I'm anticipating that I'm missing something glaringly obvious here.
I'm trying to build a demonstration of overfitting. I've got a quadratic generating function from which I've drawn 20 samples, and I now want to fit polynomial linear models of increasing degree to the sampled data.
For some reason, regardless which model I use, every time I run predict I get N predictions back, where N is the number of records used to train my model.
set.seed(123)
N=20
xv = seq(1,5,length.out=1e4)
x=sample(xv,N)
gen=function(v){v^2 + 2*rnorm(length(v))}
y=gen(x)
df = data.frame(x,y)
# convenience function for building formulas for polynomial regression
build_formula = function(N){
fpart = paste(lapply(2:N, function(i) {paste('+ poly(x,',i,',raw=T)')} ), collapse="")
paste('y~x',fpart)
}
## Example:
## build_formula(4)="y~x + poly(x, 2 ,raw=T)+ poly(x, 3 ,raw=T)+ poly(x, 4 ,raw=T)"
model = lm(build_formula(10), data=df)
predict(model, data=xv) # returns 20 values instead of 1000
predict(model, data=1) # even *this* spits out 20 results. WTF?

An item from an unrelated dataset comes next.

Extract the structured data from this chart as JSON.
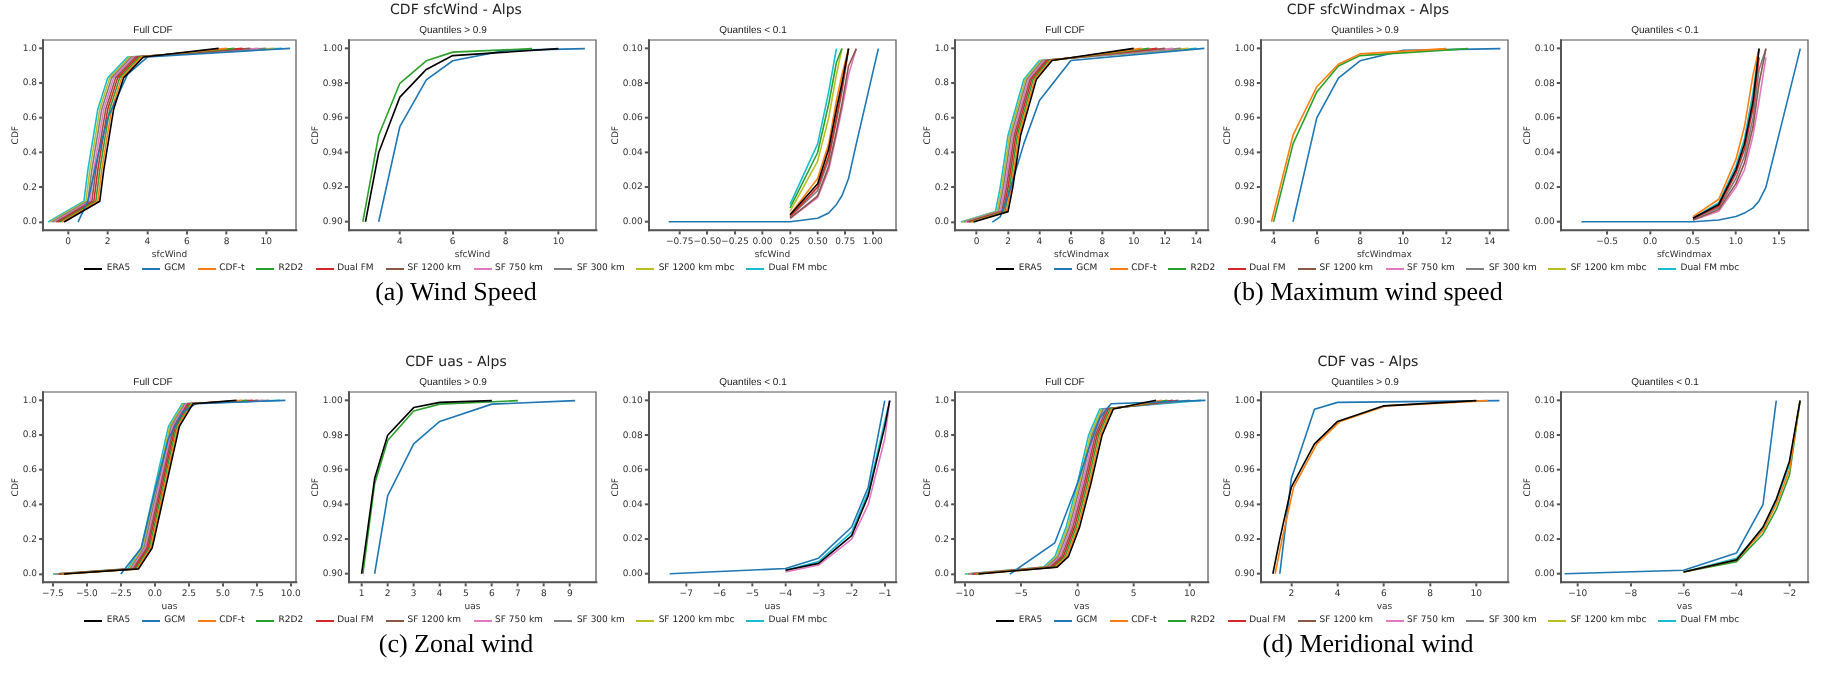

This behavior is present regardless of the degree of polynomial in the formula, including the trivial case 'y~x':
formulas = sapply(c(2,10,20), build_formula)
formulas = c('y~x', formulas)
pred = lapply(formulas
,function(f){
predict(
lm(f, data=df)
,data=xv)
})
lapply(pred, length) # 4 x 20 predictions, expecting 4 x 1000
# unsuccessful sanity check
m1 = lm('y~x', data=df)
predict(m1,data=xv)
This is driving me insane. What am I doing wrong?
The second argument to predict is newdata, not data.
Also, you don't need multiple calls to poly in your model formula; poly(N) will be collinear with poly(N-1) and all the others.
Also^2, to generate a sequence of predictions using xv, you have to put it in a data frame with the appropriate name: data.frame(x=xv).